From: Prabhjyot Singh Sodhi <prabhjyotsingh95 () gmail com>
Date: Tue, 21 Jun 2016 11:25:27 +0530

Hi list!

It was another great week. I have finished working on changing on the
database representation.

Accomplishments:
- Figured out a seg fault that I was stuck on when trying to get the top 3
predictions from opencv (as of now opencv just returns one predicted class)
- Figured out the bare minimum modules (from opencv) that'll be required
for shipping purposes if we choose to go with the random forest model.
(This is because shipping the entire library will be too costly for nmap
memory wise)
- As I mentioned above, finished changing db representation. After the
change, we have 73 groups instead of the original 96.

Okay so I have been working on changing the database representation in the
past few weeks, but why change it at all?
So the current database representation which is used by the logistic
regression model is based on fact that all prints which are members of a
group are very similar to each other (value wise). This is in contrast to
how classes are in normal learning systems (A learning system is one
wherein you are trying to teach a system to do something (prediction of os
in our case)). Usually we'd have a target variable (operating system in our
case) and have one group for some operating system (or a set of operating
systems) and all prints corresponding to the operating system would go into
the group. And this is exactly what we have attempted with the new
representation.

Now, to achieve this, one simple solution could have been to just have one
group for each operating system (each version, so one per linux kernel).
Given the low number of prints this would have resulted in a very high
number of groups with very less number of prints in each group which would
have made prediction more difficult. That is why we tried to keep similar
versions of the same operating system in the same group.

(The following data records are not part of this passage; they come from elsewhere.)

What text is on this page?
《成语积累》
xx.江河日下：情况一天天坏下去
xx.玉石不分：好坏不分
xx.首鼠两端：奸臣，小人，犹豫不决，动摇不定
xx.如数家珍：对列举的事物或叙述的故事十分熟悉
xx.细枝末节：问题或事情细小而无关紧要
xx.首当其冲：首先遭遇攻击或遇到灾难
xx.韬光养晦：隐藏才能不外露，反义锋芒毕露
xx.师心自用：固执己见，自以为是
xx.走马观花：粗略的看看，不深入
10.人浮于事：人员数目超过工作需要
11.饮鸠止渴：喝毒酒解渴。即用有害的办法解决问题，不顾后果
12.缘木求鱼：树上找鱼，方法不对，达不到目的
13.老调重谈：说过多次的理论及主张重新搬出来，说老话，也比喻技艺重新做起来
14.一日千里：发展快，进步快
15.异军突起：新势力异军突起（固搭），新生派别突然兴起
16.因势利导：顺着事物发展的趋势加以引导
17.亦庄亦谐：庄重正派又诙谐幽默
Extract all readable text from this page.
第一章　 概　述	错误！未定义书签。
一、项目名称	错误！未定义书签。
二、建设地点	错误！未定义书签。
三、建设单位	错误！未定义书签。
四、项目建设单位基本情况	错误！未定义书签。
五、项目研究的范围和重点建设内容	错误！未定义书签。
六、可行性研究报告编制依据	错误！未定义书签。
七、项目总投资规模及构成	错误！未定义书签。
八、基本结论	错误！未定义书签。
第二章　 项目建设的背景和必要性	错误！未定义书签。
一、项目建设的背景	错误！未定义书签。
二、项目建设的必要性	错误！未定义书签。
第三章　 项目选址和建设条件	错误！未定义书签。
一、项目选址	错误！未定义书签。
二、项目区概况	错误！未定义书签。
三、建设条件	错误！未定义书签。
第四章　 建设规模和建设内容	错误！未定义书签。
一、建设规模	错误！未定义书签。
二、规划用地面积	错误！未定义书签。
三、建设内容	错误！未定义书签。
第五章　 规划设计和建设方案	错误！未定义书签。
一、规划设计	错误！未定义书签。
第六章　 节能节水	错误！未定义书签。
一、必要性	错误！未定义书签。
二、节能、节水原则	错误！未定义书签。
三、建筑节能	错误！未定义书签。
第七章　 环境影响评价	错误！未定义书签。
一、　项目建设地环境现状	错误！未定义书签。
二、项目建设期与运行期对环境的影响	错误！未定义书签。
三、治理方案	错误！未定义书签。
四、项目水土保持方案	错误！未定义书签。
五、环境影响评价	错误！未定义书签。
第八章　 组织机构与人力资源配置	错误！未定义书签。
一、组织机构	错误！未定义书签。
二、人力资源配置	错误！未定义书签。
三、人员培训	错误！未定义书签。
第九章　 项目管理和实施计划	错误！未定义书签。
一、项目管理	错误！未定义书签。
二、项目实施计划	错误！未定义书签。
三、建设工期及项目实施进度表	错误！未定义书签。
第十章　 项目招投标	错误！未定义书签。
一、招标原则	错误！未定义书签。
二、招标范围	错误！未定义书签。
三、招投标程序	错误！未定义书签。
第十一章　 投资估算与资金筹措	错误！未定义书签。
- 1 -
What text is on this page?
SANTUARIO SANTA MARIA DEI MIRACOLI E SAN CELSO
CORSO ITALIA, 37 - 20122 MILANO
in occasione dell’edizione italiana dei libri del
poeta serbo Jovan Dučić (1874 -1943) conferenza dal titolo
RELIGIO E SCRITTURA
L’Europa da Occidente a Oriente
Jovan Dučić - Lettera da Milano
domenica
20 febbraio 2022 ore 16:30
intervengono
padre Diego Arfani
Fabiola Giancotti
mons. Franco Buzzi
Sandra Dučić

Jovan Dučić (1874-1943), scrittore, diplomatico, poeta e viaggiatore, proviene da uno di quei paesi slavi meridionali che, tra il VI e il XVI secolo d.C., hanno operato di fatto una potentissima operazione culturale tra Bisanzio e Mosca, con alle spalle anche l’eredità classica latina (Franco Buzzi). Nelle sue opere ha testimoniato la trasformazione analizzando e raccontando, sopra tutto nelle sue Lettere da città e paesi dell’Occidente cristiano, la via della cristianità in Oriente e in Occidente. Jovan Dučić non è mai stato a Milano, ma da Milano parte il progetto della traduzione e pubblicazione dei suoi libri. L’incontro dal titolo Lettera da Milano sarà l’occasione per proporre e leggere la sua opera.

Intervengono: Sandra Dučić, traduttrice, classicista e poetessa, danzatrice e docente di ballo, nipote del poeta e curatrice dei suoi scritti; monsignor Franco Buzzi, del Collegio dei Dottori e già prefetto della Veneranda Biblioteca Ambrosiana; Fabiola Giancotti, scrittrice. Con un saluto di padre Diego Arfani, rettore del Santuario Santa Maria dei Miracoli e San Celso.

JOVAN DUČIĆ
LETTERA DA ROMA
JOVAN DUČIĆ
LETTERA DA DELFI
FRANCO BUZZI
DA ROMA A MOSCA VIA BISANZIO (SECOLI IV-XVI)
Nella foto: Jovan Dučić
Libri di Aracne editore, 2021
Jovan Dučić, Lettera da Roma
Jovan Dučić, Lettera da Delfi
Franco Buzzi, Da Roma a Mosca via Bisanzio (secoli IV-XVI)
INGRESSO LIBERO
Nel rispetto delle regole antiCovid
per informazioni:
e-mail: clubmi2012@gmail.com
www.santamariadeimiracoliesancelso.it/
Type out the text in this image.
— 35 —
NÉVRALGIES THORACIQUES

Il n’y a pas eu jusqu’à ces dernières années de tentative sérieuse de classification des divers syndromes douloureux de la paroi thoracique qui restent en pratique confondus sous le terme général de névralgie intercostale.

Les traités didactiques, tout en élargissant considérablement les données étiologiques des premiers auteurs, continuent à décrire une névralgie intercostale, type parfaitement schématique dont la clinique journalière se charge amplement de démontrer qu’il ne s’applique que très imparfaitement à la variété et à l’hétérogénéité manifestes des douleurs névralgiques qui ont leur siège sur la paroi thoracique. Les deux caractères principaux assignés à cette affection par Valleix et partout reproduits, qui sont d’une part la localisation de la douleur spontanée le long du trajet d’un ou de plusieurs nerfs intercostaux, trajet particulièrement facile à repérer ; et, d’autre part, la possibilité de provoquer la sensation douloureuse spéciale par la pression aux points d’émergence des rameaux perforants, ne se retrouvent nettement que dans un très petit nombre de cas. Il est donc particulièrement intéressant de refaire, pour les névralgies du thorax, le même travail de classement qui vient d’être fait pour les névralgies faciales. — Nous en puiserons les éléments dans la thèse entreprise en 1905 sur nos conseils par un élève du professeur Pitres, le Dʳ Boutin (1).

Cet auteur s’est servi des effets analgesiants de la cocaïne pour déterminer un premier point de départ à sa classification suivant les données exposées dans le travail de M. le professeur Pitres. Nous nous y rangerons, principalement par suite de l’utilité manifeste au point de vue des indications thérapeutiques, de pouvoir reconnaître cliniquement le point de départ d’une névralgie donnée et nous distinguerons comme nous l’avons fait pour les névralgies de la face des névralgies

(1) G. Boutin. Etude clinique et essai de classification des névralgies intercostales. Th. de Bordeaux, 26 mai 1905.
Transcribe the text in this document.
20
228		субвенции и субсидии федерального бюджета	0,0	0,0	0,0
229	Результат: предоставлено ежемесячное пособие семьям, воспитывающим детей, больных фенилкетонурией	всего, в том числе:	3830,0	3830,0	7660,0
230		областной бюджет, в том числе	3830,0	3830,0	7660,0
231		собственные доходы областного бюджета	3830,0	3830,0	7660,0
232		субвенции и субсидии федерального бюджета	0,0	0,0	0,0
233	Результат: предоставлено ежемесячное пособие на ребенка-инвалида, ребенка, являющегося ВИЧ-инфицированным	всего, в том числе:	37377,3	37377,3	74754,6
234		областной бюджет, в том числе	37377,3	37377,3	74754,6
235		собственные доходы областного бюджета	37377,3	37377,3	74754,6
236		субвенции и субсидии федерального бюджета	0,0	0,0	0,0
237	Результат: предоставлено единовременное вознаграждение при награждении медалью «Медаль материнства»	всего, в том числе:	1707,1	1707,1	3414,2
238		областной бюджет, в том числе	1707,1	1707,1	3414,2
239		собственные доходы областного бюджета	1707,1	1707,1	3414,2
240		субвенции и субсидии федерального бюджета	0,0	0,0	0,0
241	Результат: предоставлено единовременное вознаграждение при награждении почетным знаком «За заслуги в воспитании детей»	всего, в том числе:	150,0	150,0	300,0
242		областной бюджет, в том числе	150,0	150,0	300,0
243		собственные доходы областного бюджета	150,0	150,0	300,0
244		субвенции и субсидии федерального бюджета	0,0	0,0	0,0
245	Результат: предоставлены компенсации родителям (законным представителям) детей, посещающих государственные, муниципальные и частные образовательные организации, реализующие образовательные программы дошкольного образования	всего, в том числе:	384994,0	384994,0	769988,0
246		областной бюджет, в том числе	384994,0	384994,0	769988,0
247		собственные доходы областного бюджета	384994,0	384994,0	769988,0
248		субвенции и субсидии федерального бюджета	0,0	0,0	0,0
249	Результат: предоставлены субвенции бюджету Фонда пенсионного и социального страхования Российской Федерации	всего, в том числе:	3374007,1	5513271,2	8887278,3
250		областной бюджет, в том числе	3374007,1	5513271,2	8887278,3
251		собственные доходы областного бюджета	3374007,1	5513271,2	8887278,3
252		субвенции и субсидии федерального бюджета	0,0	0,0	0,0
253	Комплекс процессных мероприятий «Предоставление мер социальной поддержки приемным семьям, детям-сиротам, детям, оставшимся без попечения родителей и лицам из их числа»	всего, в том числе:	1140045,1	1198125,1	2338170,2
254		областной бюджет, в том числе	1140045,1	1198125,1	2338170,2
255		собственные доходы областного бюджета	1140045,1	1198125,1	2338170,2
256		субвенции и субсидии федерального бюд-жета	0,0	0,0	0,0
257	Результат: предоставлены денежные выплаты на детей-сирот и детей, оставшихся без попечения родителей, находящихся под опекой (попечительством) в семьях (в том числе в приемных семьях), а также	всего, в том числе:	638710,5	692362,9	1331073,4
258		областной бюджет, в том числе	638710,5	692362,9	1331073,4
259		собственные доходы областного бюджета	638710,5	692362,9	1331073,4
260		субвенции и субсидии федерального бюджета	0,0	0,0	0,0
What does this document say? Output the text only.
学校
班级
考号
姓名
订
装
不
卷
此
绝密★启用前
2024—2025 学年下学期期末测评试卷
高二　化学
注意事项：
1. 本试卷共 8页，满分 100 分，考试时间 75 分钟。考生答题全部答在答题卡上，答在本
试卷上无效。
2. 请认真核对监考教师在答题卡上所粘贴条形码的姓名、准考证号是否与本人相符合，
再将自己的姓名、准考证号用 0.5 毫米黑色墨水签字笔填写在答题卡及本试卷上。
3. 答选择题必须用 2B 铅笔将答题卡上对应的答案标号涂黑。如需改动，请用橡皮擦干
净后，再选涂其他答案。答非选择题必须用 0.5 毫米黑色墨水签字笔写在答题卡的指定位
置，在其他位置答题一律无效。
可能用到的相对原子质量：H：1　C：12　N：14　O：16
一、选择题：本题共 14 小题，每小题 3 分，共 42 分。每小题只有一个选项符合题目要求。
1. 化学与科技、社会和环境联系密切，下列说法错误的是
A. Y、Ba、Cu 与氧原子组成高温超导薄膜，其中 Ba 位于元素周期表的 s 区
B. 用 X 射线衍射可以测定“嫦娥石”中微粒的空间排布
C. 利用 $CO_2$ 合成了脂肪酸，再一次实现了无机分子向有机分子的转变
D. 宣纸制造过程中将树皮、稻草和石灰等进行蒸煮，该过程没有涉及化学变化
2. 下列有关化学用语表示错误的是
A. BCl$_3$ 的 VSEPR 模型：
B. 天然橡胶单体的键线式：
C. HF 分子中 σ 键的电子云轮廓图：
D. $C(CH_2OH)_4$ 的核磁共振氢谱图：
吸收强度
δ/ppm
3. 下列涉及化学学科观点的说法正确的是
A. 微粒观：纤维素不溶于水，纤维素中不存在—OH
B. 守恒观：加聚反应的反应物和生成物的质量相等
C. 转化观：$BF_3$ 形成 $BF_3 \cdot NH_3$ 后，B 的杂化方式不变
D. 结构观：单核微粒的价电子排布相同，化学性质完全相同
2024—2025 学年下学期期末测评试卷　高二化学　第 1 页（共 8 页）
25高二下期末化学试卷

We were able to do this for Windows, IBM, Macintosh, FreeBSD type systems.
For Linux, we decided to stick with the existing representation (with small
changes) due to complexity in the way the groups were made.

- I did some basic tests (testing and training on the entire db) and the
model was able to identify all prints correctly. (Though this is
misleading, I'll have better test results (80:20 split training: testing)
and some comparison test results by next week)

Priorities:
- Try to figure out top 3 output in opencv model
- Test on 80:20 training: testing split for the model on new db.
- Compare with existing logistic regression model.
- Document the procedure to go from the previous db representation to the
new one (and the decisions that were taken on the way)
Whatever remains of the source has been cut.